Practically, this means the United States should assume that its secrets are harder to keep than ever before. While many sensitive corporate and government documents no doubt remain secure, too many do not. Even some of the United States’ most powerful and most secret hacking tools have ended up online as a result of a 2016 breach, known as the Shadow Brokers case, that remains shrouded in mystery. Foreign governments and criminals have since repurposed them. 

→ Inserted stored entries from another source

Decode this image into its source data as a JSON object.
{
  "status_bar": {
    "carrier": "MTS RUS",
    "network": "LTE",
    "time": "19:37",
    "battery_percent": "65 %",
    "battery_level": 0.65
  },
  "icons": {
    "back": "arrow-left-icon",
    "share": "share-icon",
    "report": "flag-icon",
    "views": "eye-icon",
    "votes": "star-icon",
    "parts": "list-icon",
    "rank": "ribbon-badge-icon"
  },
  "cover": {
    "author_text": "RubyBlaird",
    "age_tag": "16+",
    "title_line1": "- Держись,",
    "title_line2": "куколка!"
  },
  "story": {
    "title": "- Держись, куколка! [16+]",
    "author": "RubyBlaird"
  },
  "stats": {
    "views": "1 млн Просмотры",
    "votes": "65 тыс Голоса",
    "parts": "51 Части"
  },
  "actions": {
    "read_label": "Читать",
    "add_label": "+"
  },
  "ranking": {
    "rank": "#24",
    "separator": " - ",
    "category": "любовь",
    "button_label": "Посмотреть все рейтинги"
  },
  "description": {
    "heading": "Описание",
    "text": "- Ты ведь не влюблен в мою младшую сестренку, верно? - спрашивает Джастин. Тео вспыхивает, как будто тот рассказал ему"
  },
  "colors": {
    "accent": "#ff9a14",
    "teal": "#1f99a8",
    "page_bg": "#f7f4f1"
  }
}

While the United States will of course continue to have classified programs, policymakers should consider being more careful about which technologies, including cyber-capabilities, they invent and deploy. Jason Matheny, who previously directed the Intelligence Advanced Research Projects Activity and is now a White House official, has devised a series of questions to guide policymakers’ thinking in this area, including “If the technology is leaked, stolen, or copied, would we regret having developed it?” Questions such as this one are essential in a world in which cyber-competition is as fierce and routine as it is today.

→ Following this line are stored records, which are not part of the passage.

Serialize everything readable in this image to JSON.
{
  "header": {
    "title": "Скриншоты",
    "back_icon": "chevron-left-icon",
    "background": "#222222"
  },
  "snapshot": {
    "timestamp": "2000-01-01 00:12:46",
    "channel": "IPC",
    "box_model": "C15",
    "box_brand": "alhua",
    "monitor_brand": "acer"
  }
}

Despite its history of major breaches, the United States remains an able competitor in the arena of cyber-espionage. Its agencies and military units benefit from ample investment and extraordinary amounts of talent. With such capabilities, the United States can and should do better to defend, deter, and disrupt the intrusive hacking efforts of other nations, pushing back on their increasingly aggressive behavior. But sooner or later—and probably sooner—the familiar story will play out once again: foreign intruders will compromise important U.S. computer networks, exposing government and corporate secrets and prompting an investigation. Calls for a response will follow, despite the lack of good options, as will calls for a strategic shift that enables greater cyber-competitiveness—even though such a shift is destined to sometimes fail. And so the drumbeat of cyber-espionage will continue, beating ever faster as it does.